Coroner criticises failures in mental health care of Royal Marine recruit
The loss of a piece of equipment by a Royal Marine recruit led him to take his own life on a railway line, a coroner has concluded, as he criticised failures in his mental health care.
Connor Clark, 18, had used a duvet to scale a razor wire fence at the commando training centre (CTC) in Lympstone, Devon, before being struck by a train on the morning of June 12 2021.
The teenager had made comments prior to his death about being called a “failure” and the “worst recruit”, and was worried about losing weekend leave for misplacing the blank firing adapter for his weapon.
Philip Spinney, senior coroner for Devon, Plymouth & Torbay, said there was evidence Mr Clark had been looking for the piece of equipment as he was due to have an inspection on the day he died.
In his findings, Mr Spinney said Mr Clark had become “overwhelmed with the situation” and had left the camp and ended his life.
“I attach no criticism to the training staff in relation to the loss of the blank firing attachment,” he said.
“I conclude that Connor losing his blank firing attachment probably contributed more than minimally to the cause of his death.”
Mr Spinney said Mr Clark had died from multiple severe injuries as he recorded a conclusion of suicide.
The teenager, from Norfolk, was three weeks into a four-week recruit orientation phase (ROP) course that all marines undertake before they begin their initial training.
He had “struggled” with organising his personal kit and had failed inspections.
Fellow recruits said he had suffered more “thrashings” – a physical punishment for making mistakes – than anyone else.
The five-day inquest in Exeter heard fellow recruits describe a “hostile atmosphere” between them, and instructors would shout and swear and hand out group thrashings for collective mistakes.
They described the instructors being “in their face” shouting and swearing – calling them a “f****** twat, prick or punk” and “c***”.
Recruit Stuart Whitelaw said: “It was never personal. I would say the trainers really put pressure on Connor’s weaknesses and would shout at him more. He had more thrashings than anyone.”
Able Seaman Chris Lee, who was on the same course, rejected claims the teenager had been a target of bullying by instructors.
“I wouldn’t say he was singled out or targeted any more than the rest of the troop was,” he said.
The officer in charge the ROP, Major Mark Thrift, denied he had called Mr Clark the “worst recruit”, but accepted he told him he was failing the course.
Sergeant Clinton Williams, an instructor, said: “I couldn’t sit here and say I haven’t told people that maybe Royal Marines training wasn’t for them.”

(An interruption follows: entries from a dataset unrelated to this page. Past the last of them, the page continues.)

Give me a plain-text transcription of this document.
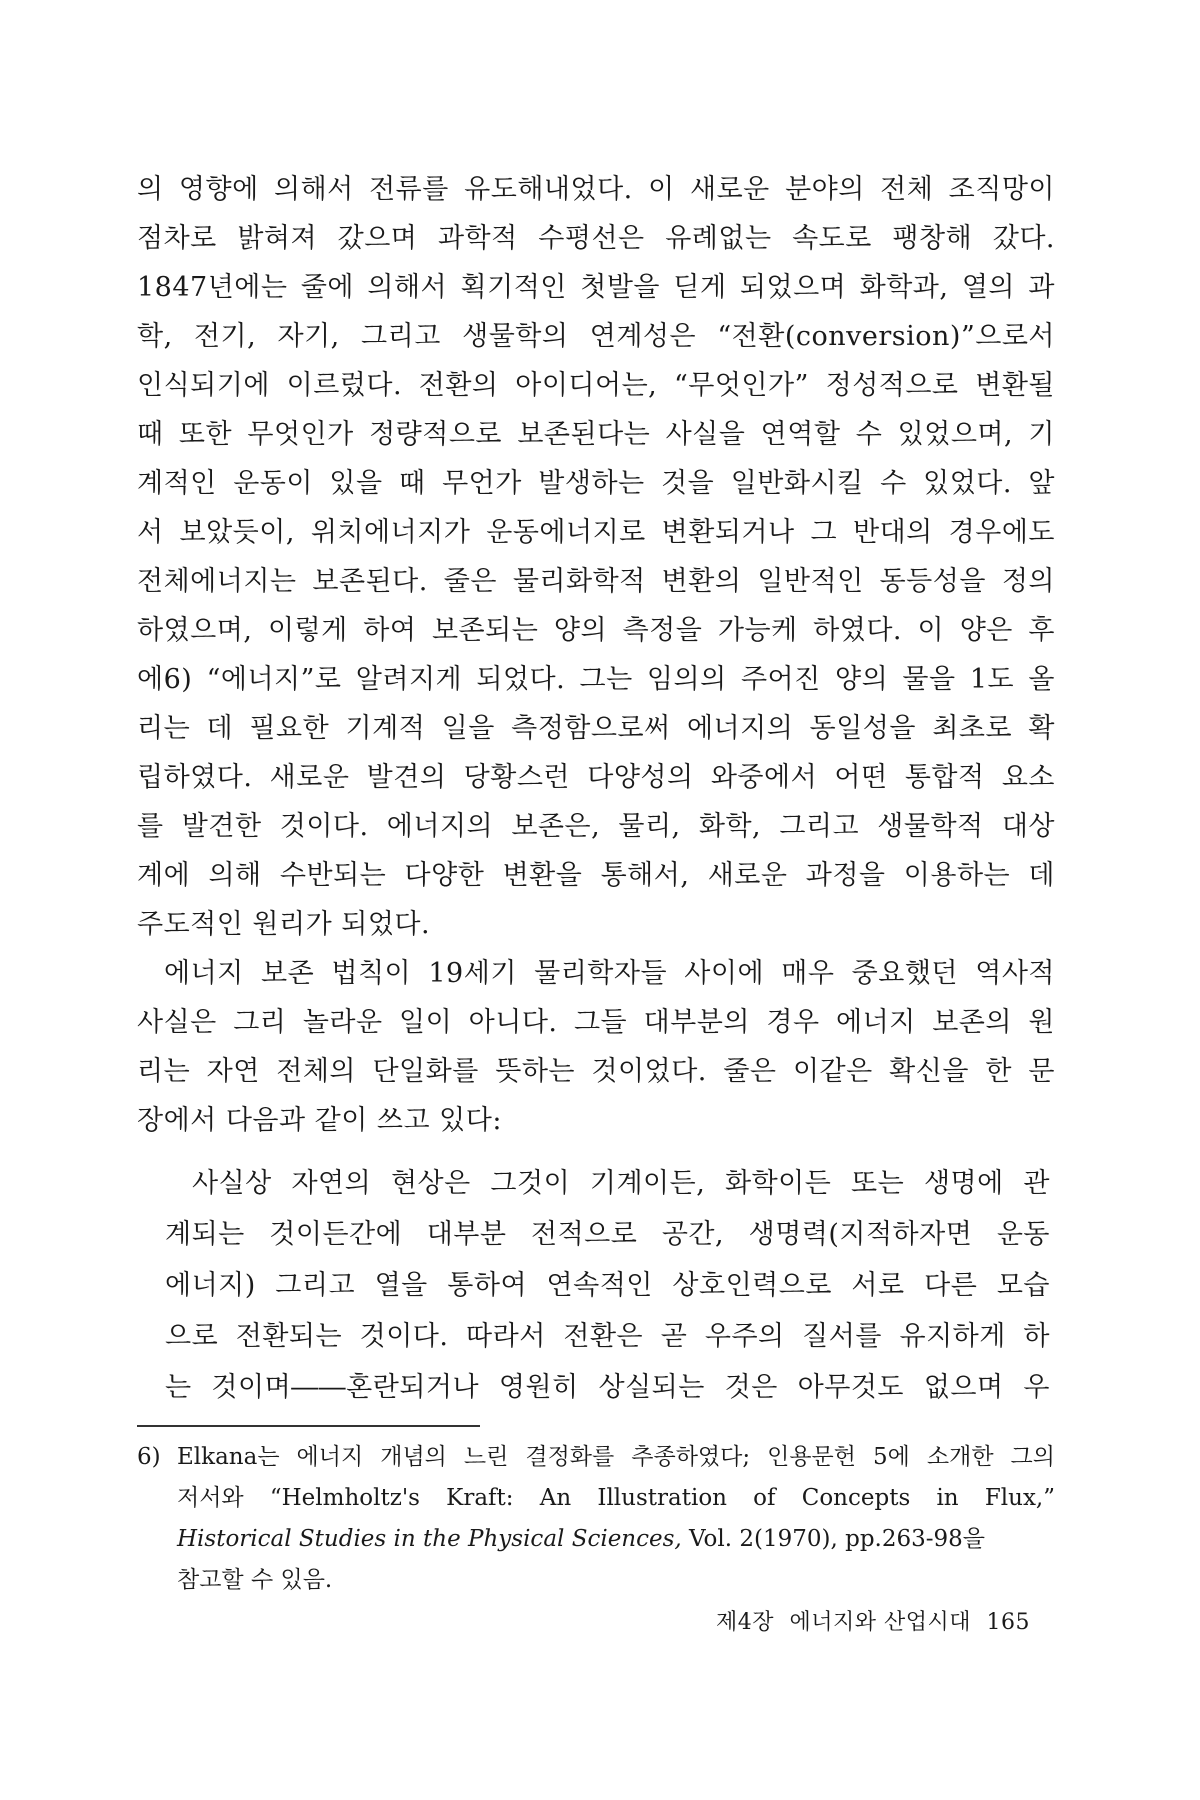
의 영향에 의해서 전류를 유도해내었다. 이 새로운 분야의 전체 조직망이
점차로 밝혀져 갔으며 과학적 수평선은 유례없는 속도로 팽창해 갔다.
1847년에는 줄에 의해서 획기적인 첫발을 딛게 되었으며 화학과, 열의 과
학, 전기, 자기, 그리고 생물학의 연계성은 “전환(conversion)”으로서
인식되기에 이르렀다. 전환의 아이디어는, “무엇인가” 정성적으로 변환될
때 또한 무엇인가 정량적으로 보존된다는 사실을 연역할 수 있었으며, 기
계적인 운동이 있을 때 무언가 발생하는 것을 일반화시킬 수 있었다. 앞
서 보았듯이, 위치에너지가 운동에너지로 변환되거나 그 반대의 경우에도
전체에너지는 보존된다. 줄은 물리화학적 변환의 일반적인 동등성을 정의
하였으며, 이렇게 하여 보존되는 양의 측정을 가능케 하였다. 이 양은 후
에6) “에너지”로 알려지게 되었다. 그는 임의의 주어진 양의 물을 1도 올
리는 데 필요한 기계적 일을 측정함으로써 에너지의 동일성을 최초로 확
립하였다. 새로운 발견의 당황스런 다양성의 와중에서 어떤 통합적 요소
를 발견한 것이다. 에너지의 보존은, 물리, 화학, 그리고 생물학적 대상
계에 의해 수반되는 다양한 변환을 통해서, 새로운 과정을 이용하는 데
주도적인 원리가 되었다.
에너지 보존 법칙이 19세기 물리학자들 사이에 매우 중요했던 역사적
사실은 그리 놀라운 일이 아니다. 그들 대부분의 경우 에너지 보존의 원
리는 자연 전체의 단일화를 뜻하는 것이었다. 줄은 이같은 확신을 한 문
장에서 다음과 같이 쓰고 있다:
사실상 자연의 현상은 그것이 기계이든, 화학이든 또는 생명에 관
계되는 것이든간에 대부분 전적으로 공간, 생명력(지적하자면 운동
에너지) 그리고 열을 통하여 연속적인 상호인력으로 서로 다른 모습
으로 전환되는 것이다. 따라서 전환은 곧 우주의 질서를 유지하게 하
는 것이며――혼란되거나 영원히 상실되는 것은 아무것도 없으며 우
6) Elkana는 에너지 개념의 느린 결정화를 추종하였다; 인용문헌 5에 소개한 그의
저서와 “Helmholtz's Kraft: An Illustration of Concepts in Flux,”
Historical Studies in the Physical Sciences, Vol. 2(1970), pp.263-98을
참고할 수 있음.
제4장 에너지와 산업시대 165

Two days before Mr Clark died, he had gone to the sick bay seeking treatment for a wound to his elbow.
He told medical staff he had initially cut his elbow falling against a radiator, but then admitted he had self-harmed by using a knife to re-open the wound.

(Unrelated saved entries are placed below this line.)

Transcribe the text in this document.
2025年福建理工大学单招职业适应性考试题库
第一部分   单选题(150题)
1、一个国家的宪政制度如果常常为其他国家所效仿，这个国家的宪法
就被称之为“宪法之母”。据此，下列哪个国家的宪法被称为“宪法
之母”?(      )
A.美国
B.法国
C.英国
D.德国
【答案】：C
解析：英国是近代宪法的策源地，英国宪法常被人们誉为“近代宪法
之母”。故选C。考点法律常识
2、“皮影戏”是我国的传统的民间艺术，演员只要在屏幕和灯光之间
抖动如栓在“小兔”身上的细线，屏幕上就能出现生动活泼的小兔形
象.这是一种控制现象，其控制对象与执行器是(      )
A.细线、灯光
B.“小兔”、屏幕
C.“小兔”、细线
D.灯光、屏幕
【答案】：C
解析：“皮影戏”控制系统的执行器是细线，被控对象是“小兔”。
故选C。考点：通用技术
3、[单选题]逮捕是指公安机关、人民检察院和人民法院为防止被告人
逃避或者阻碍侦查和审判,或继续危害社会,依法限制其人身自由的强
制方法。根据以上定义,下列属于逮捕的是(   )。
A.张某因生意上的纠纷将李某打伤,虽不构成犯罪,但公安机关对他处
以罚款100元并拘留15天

“It is clear that I did not adhere to the guidance and thus made a poor and a wrong decision in not seeking a case conference,” Surgeon Commander Jon Bedford, an experienced locum, said.
He added: “I considered many times why I diverged from the guidance on self-harm. I felt Recruit Clark’s self-harm was done to increase the gravity of the injury to his arm, so that he had sufficient reason to visit the medical centre.”
An internal review concluded Mr Clark should have received a mental health assessment.
In his findings, Mr Spinney said the failure to hold a case conference on inform Mr Clark’s chain of command about the self-harming “probably or more than minimally contributed” to his death.
“Connor was finding some aspects of the course difficult. Connor’s own perception of his performance on the course probably or more than minimally contributed to his death,” he said.
“Connor losing his blank firing attachment probably contributed more than minimally to his death.
“The response by the Commando Training Centre to the information that Connor had gone missing from the camp was inadequate. It cannot be said this made any contribution to Connor’s death.”
Mr Clark escaped the camp unnoticed by putting a duvet over the wire fence.
A “very temperamental” CCTV camera guarding the spot where Mr Clark left had malfunctioned and was pointing at the grass for 90 minutes.
Roommates had last seen Mr Clark at around midnight when they went to bed and discovered he was missing at 5am.
A search of the camp was launched but not beyond the perimeter wire, and the police were informed.
Mr Clark’s body was soon found on the railway line adjacent to the camp.
Lawyer Simon Quinn, from Hilary Meredith Solicitors, represented Mr Clark’s mother Tracy (pictured with Connor) during the inquest.
“This is a very sad case and unfortunately yet another example of a young life lost too soon,” he said.
“We welcome the coroner’s conclusions and hope that Mrs Clark is finally provided with the answers she needed and deserved.
“As the MoD’s actions, inactions and failings have once again been brought to light, it is beyond clear that a change within the MoD is long overdue.
“Lessons need to be learnt and immediate changes made to prevent future loss of life.
“This is a tragic case which included a doctor who in his mind was trying to help Connor, but who failed to follow policy in referring Connor on at the moment he needed it most.”